There was another thing not taken into account, a race condition between reads and writes. For example, if these two conflicting request executed concurrently:
pmnc.transaction.cached_db.execute(
"
  SELECT WHERE user_id = 123
")
pmnc.transaction.cached_db.execute(
"
  UPDATE WHERE user_id = 123
")
there was a chance that the read would start before the write but end after the write. In this case write wouldn't invalidate the result of read simply because there was none at the moment, but the result would still arrive and be cached containing already invalid data. The problem was resolved by patching in an industry-standard sleep() in the right place, and it indeed remedied the situation. But now I started to rethink the entire thing. Clearly, caching semantics needed to be improved.

So I went and made a lot of changes to the cache code, using new experience, focusing on concurrent reads and writes behaviour. In particular, the above race condition was fixed by registering affected cache keys before any request, read or write, is sent to the database. This way if a write arrives when a conflicting read is in progress or the other way around, both are allowed to proceed but read result is not cached when read returns. The result is still returned to the caller and it may or may not be invalid but now it is the responsibility of the database, not the cache, so we did not break the semantics.

Now, as I was overhauling the cache anyway, I also wanted to examine the evidence.

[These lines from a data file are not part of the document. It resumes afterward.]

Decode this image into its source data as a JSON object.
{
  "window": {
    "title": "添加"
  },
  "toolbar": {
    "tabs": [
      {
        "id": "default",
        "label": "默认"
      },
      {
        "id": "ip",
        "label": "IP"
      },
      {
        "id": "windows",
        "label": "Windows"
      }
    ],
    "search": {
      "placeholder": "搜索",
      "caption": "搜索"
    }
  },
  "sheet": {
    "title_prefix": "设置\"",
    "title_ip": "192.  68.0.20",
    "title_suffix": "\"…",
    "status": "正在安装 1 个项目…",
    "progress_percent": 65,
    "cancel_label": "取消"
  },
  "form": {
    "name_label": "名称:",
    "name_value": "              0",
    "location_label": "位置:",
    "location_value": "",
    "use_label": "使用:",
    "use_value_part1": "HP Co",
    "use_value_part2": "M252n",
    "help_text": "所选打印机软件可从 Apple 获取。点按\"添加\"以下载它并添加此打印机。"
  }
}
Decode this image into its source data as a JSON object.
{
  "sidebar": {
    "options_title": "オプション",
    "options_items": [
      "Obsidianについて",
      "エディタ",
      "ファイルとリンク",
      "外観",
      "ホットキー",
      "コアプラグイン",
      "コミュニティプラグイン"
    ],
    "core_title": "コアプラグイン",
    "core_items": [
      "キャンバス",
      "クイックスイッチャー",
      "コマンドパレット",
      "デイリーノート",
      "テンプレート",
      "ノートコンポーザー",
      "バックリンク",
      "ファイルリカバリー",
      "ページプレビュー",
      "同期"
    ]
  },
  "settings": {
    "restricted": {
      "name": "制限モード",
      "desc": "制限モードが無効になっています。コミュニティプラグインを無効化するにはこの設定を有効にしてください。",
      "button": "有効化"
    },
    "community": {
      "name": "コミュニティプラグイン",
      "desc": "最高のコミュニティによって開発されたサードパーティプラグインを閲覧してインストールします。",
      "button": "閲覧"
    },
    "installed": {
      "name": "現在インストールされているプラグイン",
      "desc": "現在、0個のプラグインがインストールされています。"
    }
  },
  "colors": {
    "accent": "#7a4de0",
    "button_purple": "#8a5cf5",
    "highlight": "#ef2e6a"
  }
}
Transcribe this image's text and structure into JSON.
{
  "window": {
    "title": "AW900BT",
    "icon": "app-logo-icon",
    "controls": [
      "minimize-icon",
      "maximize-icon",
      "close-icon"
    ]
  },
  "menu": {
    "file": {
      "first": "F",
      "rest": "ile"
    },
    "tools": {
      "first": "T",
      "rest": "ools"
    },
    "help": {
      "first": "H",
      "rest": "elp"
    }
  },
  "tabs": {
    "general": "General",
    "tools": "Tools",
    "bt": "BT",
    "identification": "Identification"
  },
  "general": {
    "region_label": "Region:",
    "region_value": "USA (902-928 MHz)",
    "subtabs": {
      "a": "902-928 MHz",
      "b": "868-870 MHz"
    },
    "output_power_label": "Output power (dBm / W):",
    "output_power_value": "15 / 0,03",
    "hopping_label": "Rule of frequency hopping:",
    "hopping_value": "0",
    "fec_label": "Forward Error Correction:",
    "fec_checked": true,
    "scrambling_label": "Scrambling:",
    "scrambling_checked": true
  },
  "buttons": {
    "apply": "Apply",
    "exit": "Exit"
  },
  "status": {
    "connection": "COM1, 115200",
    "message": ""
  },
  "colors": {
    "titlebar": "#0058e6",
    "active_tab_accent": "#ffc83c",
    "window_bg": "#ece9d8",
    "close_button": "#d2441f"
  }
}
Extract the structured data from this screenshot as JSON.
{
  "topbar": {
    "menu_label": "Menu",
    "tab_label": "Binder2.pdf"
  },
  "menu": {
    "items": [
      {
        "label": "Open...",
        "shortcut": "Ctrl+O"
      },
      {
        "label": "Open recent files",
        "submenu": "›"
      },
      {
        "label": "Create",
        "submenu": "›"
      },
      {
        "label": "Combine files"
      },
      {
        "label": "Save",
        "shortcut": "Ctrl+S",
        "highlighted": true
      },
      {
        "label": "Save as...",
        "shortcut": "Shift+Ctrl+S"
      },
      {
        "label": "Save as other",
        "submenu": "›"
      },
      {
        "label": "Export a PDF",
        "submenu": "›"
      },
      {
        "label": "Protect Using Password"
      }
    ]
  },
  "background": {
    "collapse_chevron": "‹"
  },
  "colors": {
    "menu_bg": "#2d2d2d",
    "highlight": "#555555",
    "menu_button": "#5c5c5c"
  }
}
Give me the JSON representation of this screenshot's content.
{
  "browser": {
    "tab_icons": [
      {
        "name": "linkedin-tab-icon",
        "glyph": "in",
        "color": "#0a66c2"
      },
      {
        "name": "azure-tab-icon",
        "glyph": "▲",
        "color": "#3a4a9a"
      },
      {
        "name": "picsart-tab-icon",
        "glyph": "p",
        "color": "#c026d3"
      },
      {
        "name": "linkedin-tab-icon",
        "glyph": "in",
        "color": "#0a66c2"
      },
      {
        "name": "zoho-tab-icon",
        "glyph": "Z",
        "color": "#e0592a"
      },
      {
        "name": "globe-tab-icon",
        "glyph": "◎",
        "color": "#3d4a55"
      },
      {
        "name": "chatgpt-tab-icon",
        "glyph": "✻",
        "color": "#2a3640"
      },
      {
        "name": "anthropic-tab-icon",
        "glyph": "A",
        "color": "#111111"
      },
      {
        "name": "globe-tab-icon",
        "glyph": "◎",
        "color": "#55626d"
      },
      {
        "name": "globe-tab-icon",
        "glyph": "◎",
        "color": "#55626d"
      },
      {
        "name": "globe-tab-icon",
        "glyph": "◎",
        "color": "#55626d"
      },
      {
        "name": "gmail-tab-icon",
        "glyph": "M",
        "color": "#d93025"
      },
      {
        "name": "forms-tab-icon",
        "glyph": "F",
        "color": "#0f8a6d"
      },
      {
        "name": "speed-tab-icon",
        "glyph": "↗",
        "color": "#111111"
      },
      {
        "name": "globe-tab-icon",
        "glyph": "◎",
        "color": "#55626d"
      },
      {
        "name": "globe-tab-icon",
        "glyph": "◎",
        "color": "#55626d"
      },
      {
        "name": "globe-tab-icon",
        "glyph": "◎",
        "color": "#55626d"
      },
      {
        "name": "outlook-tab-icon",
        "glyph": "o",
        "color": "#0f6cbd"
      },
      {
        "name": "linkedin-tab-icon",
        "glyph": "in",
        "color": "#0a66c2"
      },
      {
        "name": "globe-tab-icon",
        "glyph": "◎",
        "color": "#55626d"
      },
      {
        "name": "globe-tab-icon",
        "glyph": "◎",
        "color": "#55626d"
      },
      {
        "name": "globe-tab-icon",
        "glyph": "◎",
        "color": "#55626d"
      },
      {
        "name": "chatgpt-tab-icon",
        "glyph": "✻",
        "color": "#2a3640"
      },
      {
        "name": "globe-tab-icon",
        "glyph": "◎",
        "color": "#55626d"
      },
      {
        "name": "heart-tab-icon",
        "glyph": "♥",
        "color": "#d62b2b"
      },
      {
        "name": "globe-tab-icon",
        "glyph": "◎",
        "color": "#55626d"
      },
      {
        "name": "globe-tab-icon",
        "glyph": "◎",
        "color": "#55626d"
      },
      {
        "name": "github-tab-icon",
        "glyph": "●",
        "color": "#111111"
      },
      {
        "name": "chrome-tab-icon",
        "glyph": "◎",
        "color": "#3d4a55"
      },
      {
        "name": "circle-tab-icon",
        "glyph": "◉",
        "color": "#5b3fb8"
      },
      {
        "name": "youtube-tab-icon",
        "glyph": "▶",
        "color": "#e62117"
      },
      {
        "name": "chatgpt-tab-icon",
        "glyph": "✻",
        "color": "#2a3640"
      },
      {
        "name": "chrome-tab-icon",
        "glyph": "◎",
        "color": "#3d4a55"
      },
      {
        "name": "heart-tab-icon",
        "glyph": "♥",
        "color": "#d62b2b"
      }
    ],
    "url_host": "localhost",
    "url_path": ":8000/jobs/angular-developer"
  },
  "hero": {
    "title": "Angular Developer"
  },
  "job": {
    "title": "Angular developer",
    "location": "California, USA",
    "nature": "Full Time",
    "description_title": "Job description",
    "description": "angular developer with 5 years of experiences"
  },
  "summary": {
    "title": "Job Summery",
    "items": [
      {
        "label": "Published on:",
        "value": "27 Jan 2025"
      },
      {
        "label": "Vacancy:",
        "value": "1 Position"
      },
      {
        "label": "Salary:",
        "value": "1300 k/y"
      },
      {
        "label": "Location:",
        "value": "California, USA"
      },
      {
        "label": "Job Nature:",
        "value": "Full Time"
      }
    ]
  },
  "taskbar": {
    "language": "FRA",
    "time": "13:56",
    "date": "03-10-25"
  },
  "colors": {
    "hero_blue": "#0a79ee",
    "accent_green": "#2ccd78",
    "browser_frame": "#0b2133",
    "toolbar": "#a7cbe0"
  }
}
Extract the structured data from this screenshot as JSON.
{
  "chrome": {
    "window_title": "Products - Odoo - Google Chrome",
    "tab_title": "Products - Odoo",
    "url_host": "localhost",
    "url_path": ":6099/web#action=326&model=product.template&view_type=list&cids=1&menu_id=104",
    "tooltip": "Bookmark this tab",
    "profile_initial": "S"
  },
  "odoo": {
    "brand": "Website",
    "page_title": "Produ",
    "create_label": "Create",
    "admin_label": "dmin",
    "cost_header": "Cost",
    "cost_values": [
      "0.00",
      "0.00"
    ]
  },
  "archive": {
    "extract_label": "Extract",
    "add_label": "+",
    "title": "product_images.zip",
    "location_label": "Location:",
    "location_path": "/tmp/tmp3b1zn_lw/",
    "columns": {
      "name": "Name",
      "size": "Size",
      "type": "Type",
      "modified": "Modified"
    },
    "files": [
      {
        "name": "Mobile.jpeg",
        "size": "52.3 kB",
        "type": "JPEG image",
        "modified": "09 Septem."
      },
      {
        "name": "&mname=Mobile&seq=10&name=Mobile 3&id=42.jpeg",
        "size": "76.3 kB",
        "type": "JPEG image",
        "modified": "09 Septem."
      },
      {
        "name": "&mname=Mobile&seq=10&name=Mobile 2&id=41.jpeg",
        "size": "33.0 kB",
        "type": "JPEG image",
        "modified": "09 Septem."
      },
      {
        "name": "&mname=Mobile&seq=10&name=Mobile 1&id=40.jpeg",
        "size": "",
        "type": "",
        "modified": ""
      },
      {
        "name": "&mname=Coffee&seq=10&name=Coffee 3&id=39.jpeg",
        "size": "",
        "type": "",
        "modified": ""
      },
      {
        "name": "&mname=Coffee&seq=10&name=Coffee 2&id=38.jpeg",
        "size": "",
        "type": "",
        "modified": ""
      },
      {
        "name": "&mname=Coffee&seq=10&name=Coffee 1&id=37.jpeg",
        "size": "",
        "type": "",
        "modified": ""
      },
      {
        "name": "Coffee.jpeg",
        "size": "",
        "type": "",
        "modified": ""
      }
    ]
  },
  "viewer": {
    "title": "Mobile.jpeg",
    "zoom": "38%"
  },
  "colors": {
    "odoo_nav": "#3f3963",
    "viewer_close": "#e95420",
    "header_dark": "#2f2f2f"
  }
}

First, I picked up what log files with enough debug information we had from production installations of our product and read through the registered SQL queries. Predictably enough, they fell into two categories:
  1. Ad-hoc queries. Fewer but slower.
  2. ORM queries. A lot more numerous but also much faster.
Second, I checked the cache settings on database connections and they were not right. The cache sizes were too small and the "weight" eviction policy exclusively favored the requests of the first type, which produced less hits. By weight we mean the time it took to originally produce the actual value from the database.

So I thought it would be nice to improve the cache by accounting not only weight of the cached result, but also "usefulness", which would be weight multiplied by hit count. And so I added such eviction policy, only it was called "useless", as in "evict useless entries first".

Some time later I thought that since ORM produces a lot of identical parametrized queries:
SELECT * FROM users__load(?)
it would be reasonable to suggest that each entry cached from any such request has the same average usefulness. For example, if we have 1000 entries cache hits to which saved 1 second each, and there is a 10 new entries that have just been entered and did not have a chance yet, the newcomers should not be evicted right away. It would be better to let them stay hoping that each will come as helpful as the 1000 before them.

Therefore I added an optional "cache group" parameter for a query, the simplest kind of one is the literal SQL string itself. As entries produced by the same SQL string are entered to the cache, they are assigned to the same cache group and have their usefulness accounted combined. Even though the new entry may not have had any hits yet, it is under the umbrella of the high-ranked group with high average saving.

Eviction now had to work differently. At first I though that I would simply evict the low-ranked groups first, leaving the high-ranked ones intact if possible. But experiments indicated that one winning group simply took over the entire cache over time. So I had to implement eviction using weighted average amongst groups, where a high-ranked group has a better multiplier than a low-ranked one. This means that a value from a former group could still be evicted if it has low weight, and likewise a high weight value from a latter group could stay.

Fiction mode off. I have just committed all this code to Pythomnic3k SVN repository, and it will be in the next version, so anyone who is interested may check it out, the cache should now be usable. Although making it work right in an application may not be obvious, I will later include a sample specifically with cached access to a database.